Roughly speaking, the thing is that pressure affects the "effective length" of the tube.

Let me explain, tubes are not as easy as strings. A string has a fixed length, and then the speed of sound determines its frequency uniquely.

On the other hand, open tubes behave differently. Since we're talking about longitudinal waves, we're talking about "pressure waves", it's a series of compression and expansion of the air molecules inside the tube.

But there's one issue: those stationary waves are not excited in the same wave as you move a rope. You excite the sound waves by blowing air. That means, blowing mass with a velocity, so you're carrying momentum, air makes a force, and that force pushes molecules away.
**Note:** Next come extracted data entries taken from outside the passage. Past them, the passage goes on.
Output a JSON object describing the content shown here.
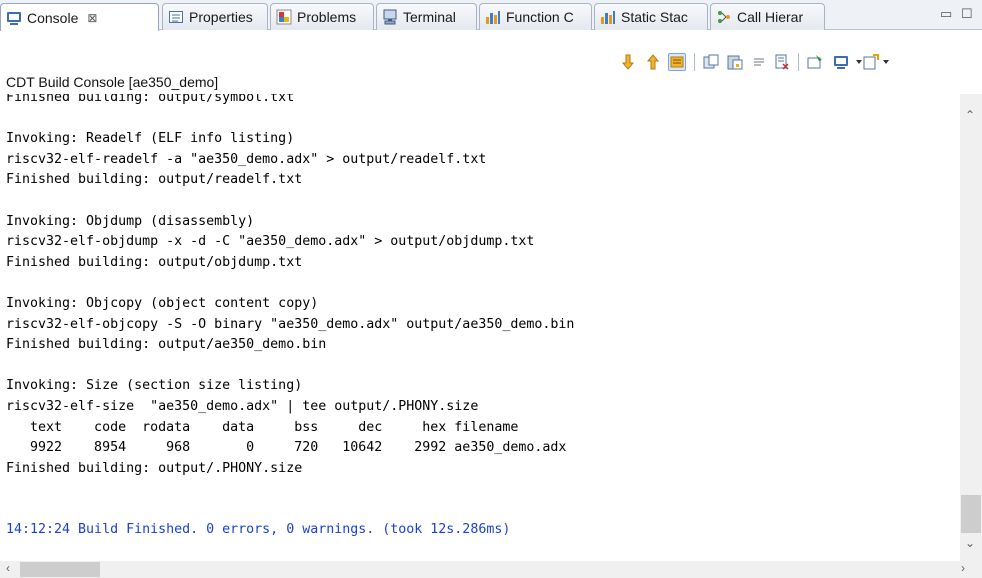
{
  "tabs": [
    {
      "label": "Console",
      "close": "⊠",
      "icon": "console-icon",
      "active": true
    },
    {
      "label": "Properties",
      "icon": "properties-icon"
    },
    {
      "label": "Problems",
      "icon": "problems-icon"
    },
    {
      "label": "Terminal",
      "icon": "terminal-icon"
    },
    {
      "label": "Function C",
      "icon": "chart-icon"
    },
    {
      "label": "Static Stac",
      "icon": "chart-icon"
    },
    {
      "label": "Call Hierar",
      "icon": "call-hierarchy-icon"
    }
  ],
  "window_controls": {
    "minimize": "▭",
    "maximize": "☐"
  },
  "toolbar": {
    "icons": [
      "scroll-down-icon",
      "scroll-up-icon",
      "scroll-lock-icon",
      "copy-icon",
      "paste-icon",
      "word-wrap-icon",
      "clear-console-icon",
      "pin-console-icon",
      "display-console-icon",
      "open-console-icon"
    ]
  },
  "console": {
    "title": "CDT Build Console [ae350_demo]",
    "lines": [
      "Finished building: output/symbol.txt",
      "",
      "Invoking: Readelf (ELF info listing)",
      "riscv32-elf-readelf -a \"ae350_demo.adx\" > output/readelf.txt",
      "Finished building: output/readelf.txt",
      "",
      "Invoking: Objdump (disassembly)",
      "riscv32-elf-objdump -x -d -C \"ae350_demo.adx\" > output/objdump.txt",
      "Finished building: output/objdump.txt",
      "",
      "Invoking: Objcopy (object content copy)",
      "riscv32-elf-objcopy -S -O binary \"ae350_demo.adx\" output/ae350_demo.bin",
      "Finished building: output/ae350_demo.bin",
      "",
      "Invoking: Size (section size listing)",
      "riscv32-elf-size  \"ae350_demo.adx\" | tee output/.PHONY.size",
      "   text    code  rodata    data     bss     dec     hex filename",
      "   9922    8954     968       0     720   10642    2992 ae350_demo.adx",
      "Finished building: output/.PHONY.size",
      "",
      "",
      "14:12:24 Build Finished. 0 errors, 0 warnings. (took 12s.286ms)"
    ],
    "status_color": "#1a3fd4"
  },
  "scrollbars": {
    "up": "⌃",
    "down": "⌄",
    "left": "‹",
    "right": "›"
  }
}
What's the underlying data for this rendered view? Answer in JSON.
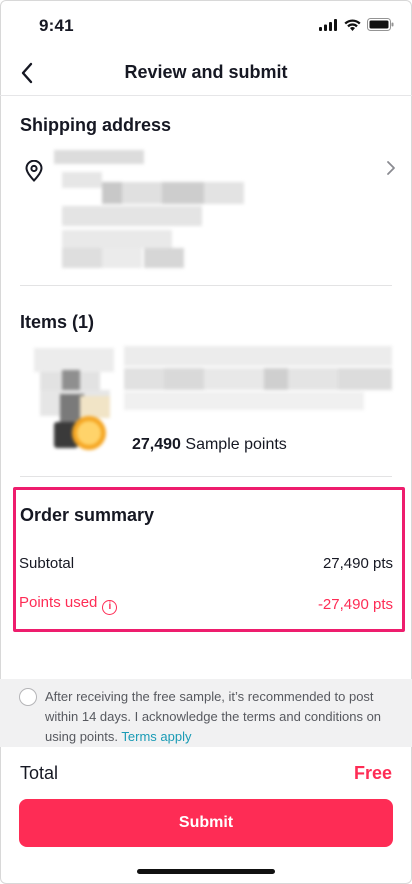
{
  "status_bar": {
    "time": "9:41"
  },
  "nav": {
    "title": "Review and submit"
  },
  "shipping": {
    "title": "Shipping address"
  },
  "items": {
    "title": "Items (1)",
    "points_value": "27,490",
    "points_unit": "Sample points"
  },
  "order_summary": {
    "title": "Order summary",
    "subtotal_label": "Subtotal",
    "subtotal_value": "27,490 pts",
    "points_used_label": "Points used",
    "points_used_value": "-27,490 pts"
  },
  "notice": {
    "text": "After receiving the free sample, it’s recommended to post within 14 days. I acknowledge the terms and conditions on using points.",
    "link": "Terms apply"
  },
  "footer": {
    "total_label": "Total",
    "total_value": "Free",
    "submit_label": "Submit"
  },
  "colors": {
    "accent": "#fe2c55",
    "highlight": "#ee1d6d",
    "link": "#1a9bb5"
  },
  "icons": [
    "back-arrow-icon",
    "location-pin-icon",
    "chevron-right-icon",
    "info-icon",
    "signal-icon",
    "wifi-icon",
    "battery-icon"
  ]
}
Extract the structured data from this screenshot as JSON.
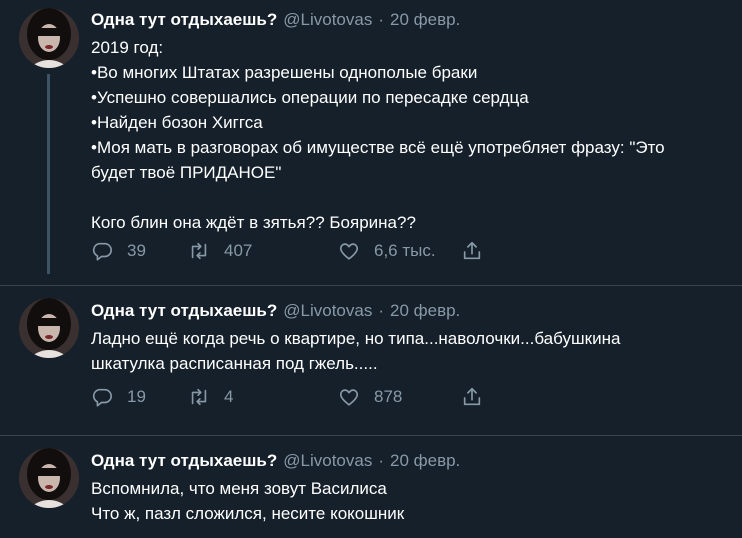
{
  "tweets": [
    {
      "name": "Одна тут отдыхаешь?",
      "handle": "@Livotovas",
      "separator": "·",
      "date": "20 февр.",
      "lines": [
        "2019 год:",
        "•Во многих Штатах разрешены однополые браки",
        "•Успешно совершались операции по пересадке сердца",
        "•Найден бозон Хиггса",
        "•Моя мать в разговорах об имуществе всё ещё употребляет фразу: \"Это",
        "будет твоё ПРИДАНОЕ\"",
        "",
        "Кого блин она ждёт в зятья?? Боярина??"
      ],
      "replies": "39",
      "retweets": "407",
      "likes": "6,6 тыс."
    },
    {
      "name": "Одна тут отдыхаешь?",
      "handle": "@Livotovas",
      "separator": "·",
      "date": "20 февр.",
      "lines": [
        "Ладно ещё когда речь о квартире, но типа...наволочки...бабушкина",
        "шкатулка расписанная под гжель....."
      ],
      "replies": "19",
      "retweets": "4",
      "likes": "878"
    },
    {
      "name": "Одна тут отдыхаешь?",
      "handle": "@Livotovas",
      "separator": "·",
      "date": "20 февр.",
      "lines": [
        "Вспомнила, что меня зовут Василиса",
        "Что ж, пазл сложился, несите кокошник"
      ]
    }
  ],
  "icons": {
    "reply": "reply-icon",
    "retweet": "retweet-icon",
    "like": "heart-icon",
    "share": "share-icon"
  },
  "colors": {
    "background": "#15202b",
    "secondary_text": "#8899a6",
    "divider": "#38444d",
    "thread_line": "#3d5466"
  }
}
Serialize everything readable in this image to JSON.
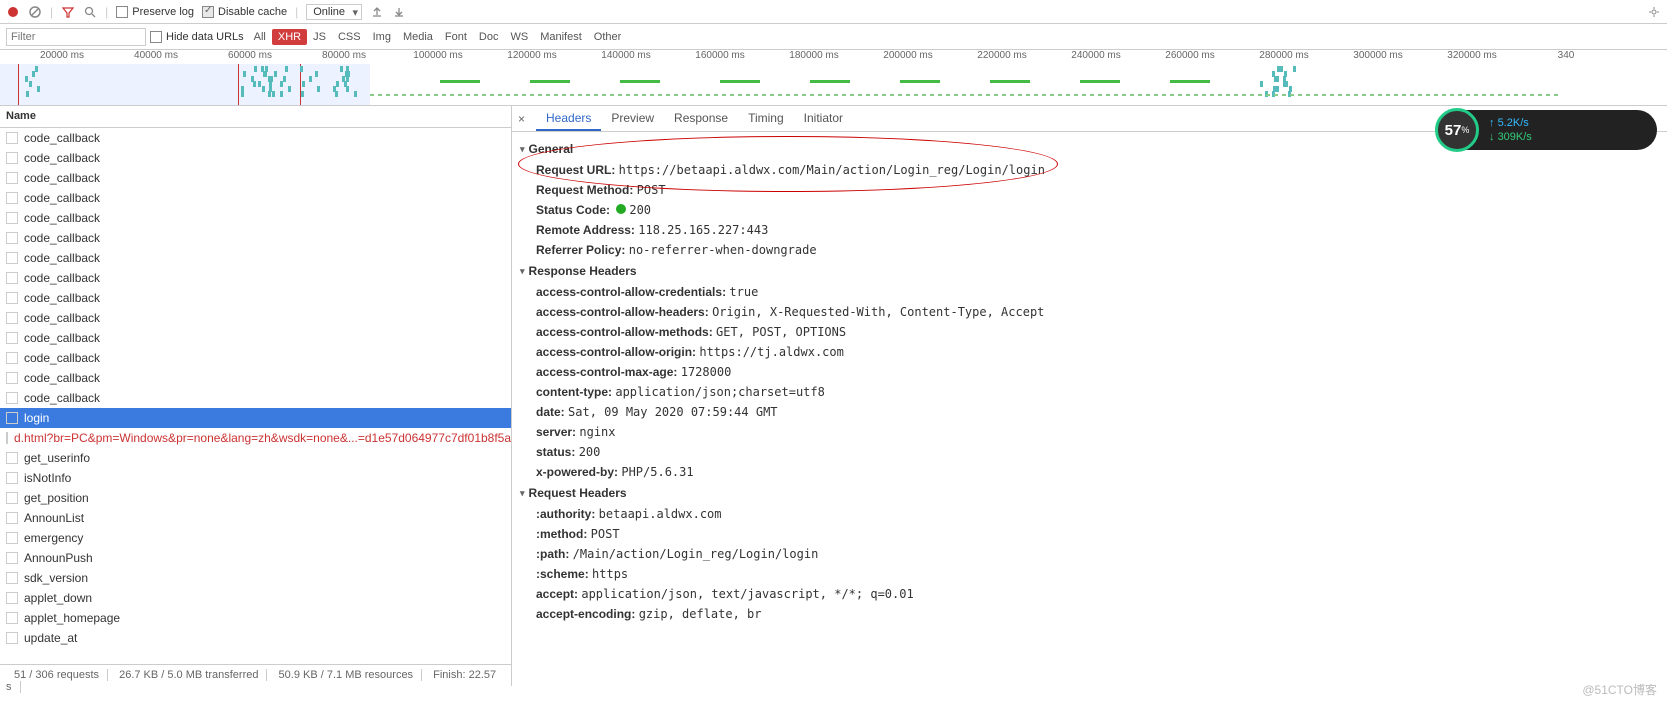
{
  "toolbar": {
    "preserve_log": "Preserve log",
    "disable_cache": "Disable cache",
    "throttle": "Online"
  },
  "filterbar": {
    "filter_placeholder": "Filter",
    "hide_data_urls": "Hide data URLs",
    "types": [
      "All",
      "XHR",
      "JS",
      "CSS",
      "Img",
      "Media",
      "Font",
      "Doc",
      "WS",
      "Manifest",
      "Other"
    ],
    "active_type": "XHR"
  },
  "timeline": {
    "ticks": [
      "20000 ms",
      "40000 ms",
      "60000 ms",
      "80000 ms",
      "100000 ms",
      "120000 ms",
      "140000 ms",
      "160000 ms",
      "180000 ms",
      "200000 ms",
      "220000 ms",
      "240000 ms",
      "260000 ms",
      "280000 ms",
      "300000 ms",
      "320000 ms",
      "340"
    ]
  },
  "network": {
    "name_header": "Name",
    "requests": [
      {
        "name": "code_callback"
      },
      {
        "name": "code_callback"
      },
      {
        "name": "code_callback"
      },
      {
        "name": "code_callback"
      },
      {
        "name": "code_callback"
      },
      {
        "name": "code_callback"
      },
      {
        "name": "code_callback"
      },
      {
        "name": "code_callback"
      },
      {
        "name": "code_callback"
      },
      {
        "name": "code_callback"
      },
      {
        "name": "code_callback"
      },
      {
        "name": "code_callback"
      },
      {
        "name": "code_callback"
      },
      {
        "name": "code_callback"
      },
      {
        "name": "login",
        "selected": true
      },
      {
        "name": "d.html?br=PC&pm=Windows&pr=none&lang=zh&wsdk=none&...=d1e57d064977c7df01b8f5a",
        "red": true
      },
      {
        "name": "get_userinfo"
      },
      {
        "name": "isNotInfo"
      },
      {
        "name": "get_position"
      },
      {
        "name": "AnnounList"
      },
      {
        "name": "emergency"
      },
      {
        "name": "AnnounPush"
      },
      {
        "name": "sdk_version"
      },
      {
        "name": "applet_down"
      },
      {
        "name": "applet_homepage"
      },
      {
        "name": "update_at"
      }
    ],
    "status": {
      "reqs": "51 / 306 requests",
      "transferred": "26.7 KB / 5.0 MB transferred",
      "resources": "50.9 KB / 7.1 MB resources",
      "finish": "Finish: 22.57 s"
    }
  },
  "detail": {
    "tabs": [
      "Headers",
      "Preview",
      "Response",
      "Timing",
      "Initiator"
    ],
    "active_tab": "Headers",
    "sections": {
      "general": "General",
      "response_headers": "Response Headers",
      "request_headers": "Request Headers"
    },
    "general": [
      {
        "k": "Request URL:",
        "v": "https://betaapi.aldwx.com/Main/action/Login_reg/Login/login"
      },
      {
        "k": "Request Method:",
        "v": "POST"
      },
      {
        "k": "Status Code:",
        "v": "200",
        "status": true
      },
      {
        "k": "Remote Address:",
        "v": "118.25.165.227:443"
      },
      {
        "k": "Referrer Policy:",
        "v": "no-referrer-when-downgrade"
      }
    ],
    "response_headers": [
      {
        "k": "access-control-allow-credentials:",
        "v": "true"
      },
      {
        "k": "access-control-allow-headers:",
        "v": "Origin, X-Requested-With, Content-Type, Accept"
      },
      {
        "k": "access-control-allow-methods:",
        "v": "GET, POST, OPTIONS"
      },
      {
        "k": "access-control-allow-origin:",
        "v": "https://tj.aldwx.com"
      },
      {
        "k": "access-control-max-age:",
        "v": "1728000"
      },
      {
        "k": "content-type:",
        "v": "application/json;charset=utf8"
      },
      {
        "k": "date:",
        "v": "Sat, 09 May 2020 07:59:44 GMT"
      },
      {
        "k": "server:",
        "v": "nginx"
      },
      {
        "k": "status:",
        "v": "200"
      },
      {
        "k": "x-powered-by:",
        "v": "PHP/5.6.31"
      }
    ],
    "request_headers": [
      {
        "k": ":authority:",
        "v": "betaapi.aldwx.com"
      },
      {
        "k": ":method:",
        "v": "POST"
      },
      {
        "k": ":path:",
        "v": "/Main/action/Login_reg/Login/login"
      },
      {
        "k": ":scheme:",
        "v": "https"
      },
      {
        "k": "accept:",
        "v": "application/json, text/javascript, */*; q=0.01"
      },
      {
        "k": "accept-encoding:",
        "v": "gzip, deflate, br"
      }
    ]
  },
  "meter": {
    "percent": "57",
    "percent_suffix": "%",
    "up": "5.2K/s",
    "down": "309K/s"
  },
  "watermark": "@51CTO博客"
}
When you blow air into the whistle, mass conservation is forcing that air to come out from somewhere else. The air you blow inside comes out from the other end. But that air coming out pushes the surrounding air molecules back. In other words, when you blow air, you are displacing the surrounding air.

In other words, the air you blow encounters no high resistance against the previous air that was already there. So you are pushing surrounding air molecules back.

Those molecules go back only a certain distance. At some point, molecules bounce back to the whistle again. You can blow molecules away until the pressure of the air is the same as the one you're forcing through the whistle .

Obviously, that distance depends on how strong you blow, but it is of the order of 1cm.

And what does this have to do with all that? Well, what happens here is that the wave doesn't "need" to bounce back until it reaches that "pressure barrier". So, instead of bouncing back right in the tube end, it bounces back a little later.

So, to sum up, the fact that it is an open end allows air to bounce back a little after the tube ends. So you have the same effect as if you had a "longer ideal tube", and a longer tube implies a different $\lambda$, and different harmonicks.

typically when you resonate an object (or mass of air) it goes through a full vibration in one length of your object. This is because it likes to (for the example of a closed end tube) be at the end of its wave when it gets to the end of the tube (boundary conditions). But if you put enough energy into it, it will go through 2 vibrations (and still fulfill the boundary conditions). Your higher pitch will typically be twice the frequency of your lower pitch. Try it out!